The future Jason in Jason X.

That comes down to individual readers, as there's nothing in the Friday The 13th novels that really conflicts with anything in the movies. The Camp Crystal Lake Series, for instance, is set after the events of Jason Goes To Hell. These books see different characters finding Jason's cursed hockey mask - with one novel dubbed Jason's Curse - becoming possessed by his evil and committing killings. Jason is in Hell during those novels and doesn't physically appear, and in the canon timeline, wouldn't escape until Freddy Vs Jason. The writer of the novels Eric Morse later released an ebook dubbed The Mark Of Jason Voorhees which tied his novels to Friday The 13th: The Series.

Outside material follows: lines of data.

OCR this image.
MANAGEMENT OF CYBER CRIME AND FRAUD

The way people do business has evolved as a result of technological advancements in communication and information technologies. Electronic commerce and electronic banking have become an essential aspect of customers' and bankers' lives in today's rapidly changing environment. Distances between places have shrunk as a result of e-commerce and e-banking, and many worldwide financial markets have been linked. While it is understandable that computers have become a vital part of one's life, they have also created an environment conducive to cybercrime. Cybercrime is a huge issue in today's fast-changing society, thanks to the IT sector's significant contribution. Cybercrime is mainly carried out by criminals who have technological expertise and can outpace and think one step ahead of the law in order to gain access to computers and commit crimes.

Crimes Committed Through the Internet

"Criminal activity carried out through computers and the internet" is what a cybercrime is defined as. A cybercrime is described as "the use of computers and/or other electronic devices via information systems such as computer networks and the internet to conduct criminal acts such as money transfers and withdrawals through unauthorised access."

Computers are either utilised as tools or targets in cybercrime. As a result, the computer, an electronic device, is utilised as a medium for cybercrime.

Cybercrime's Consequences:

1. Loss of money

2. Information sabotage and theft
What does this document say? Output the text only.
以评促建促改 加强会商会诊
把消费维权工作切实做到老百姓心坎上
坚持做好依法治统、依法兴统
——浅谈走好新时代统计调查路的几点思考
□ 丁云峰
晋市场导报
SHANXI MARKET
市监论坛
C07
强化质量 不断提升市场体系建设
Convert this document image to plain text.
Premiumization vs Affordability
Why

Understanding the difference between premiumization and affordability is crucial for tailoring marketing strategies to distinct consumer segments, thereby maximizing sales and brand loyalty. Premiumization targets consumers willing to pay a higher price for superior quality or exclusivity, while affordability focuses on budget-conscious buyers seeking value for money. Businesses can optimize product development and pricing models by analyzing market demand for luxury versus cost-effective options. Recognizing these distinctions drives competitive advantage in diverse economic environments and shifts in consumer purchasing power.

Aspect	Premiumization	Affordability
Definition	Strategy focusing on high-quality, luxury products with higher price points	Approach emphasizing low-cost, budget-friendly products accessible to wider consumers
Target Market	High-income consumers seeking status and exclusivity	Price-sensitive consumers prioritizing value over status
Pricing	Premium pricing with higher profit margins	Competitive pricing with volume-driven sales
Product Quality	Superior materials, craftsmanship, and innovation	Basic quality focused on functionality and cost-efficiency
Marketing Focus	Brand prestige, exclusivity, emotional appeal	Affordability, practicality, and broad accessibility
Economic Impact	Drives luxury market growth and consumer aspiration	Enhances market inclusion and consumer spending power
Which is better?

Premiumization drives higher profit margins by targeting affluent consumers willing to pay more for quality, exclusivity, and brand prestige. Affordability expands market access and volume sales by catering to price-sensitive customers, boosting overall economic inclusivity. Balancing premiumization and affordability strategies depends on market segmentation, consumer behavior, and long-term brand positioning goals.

Likewise, the Jason X spinoff novels, which include catchy titles like Planet Of The Beast - set on Planet 666 - and Death Moon, further build off the events of that 2001 sequel. This sees the military attempting to clone Jason and create new supersoldiers, but Jason escapes and does what he does best. Since Jason X was set so far in the future to avoid conflicts with modern sequels, these Friday The 13th books could easily be considered canon. Other spinoff novels like Friday the 13th: Church of the Divine Psychopath are more or less standalone, though this book directly links to Jason Goes To Hell canon, as it features the start of the FBI operation that resulted in his destruction. In the absence of a new sequel, maybe followers of the series should give the Friday The 13th novels a try. Canon or not, they have a certain guilty pleasure value.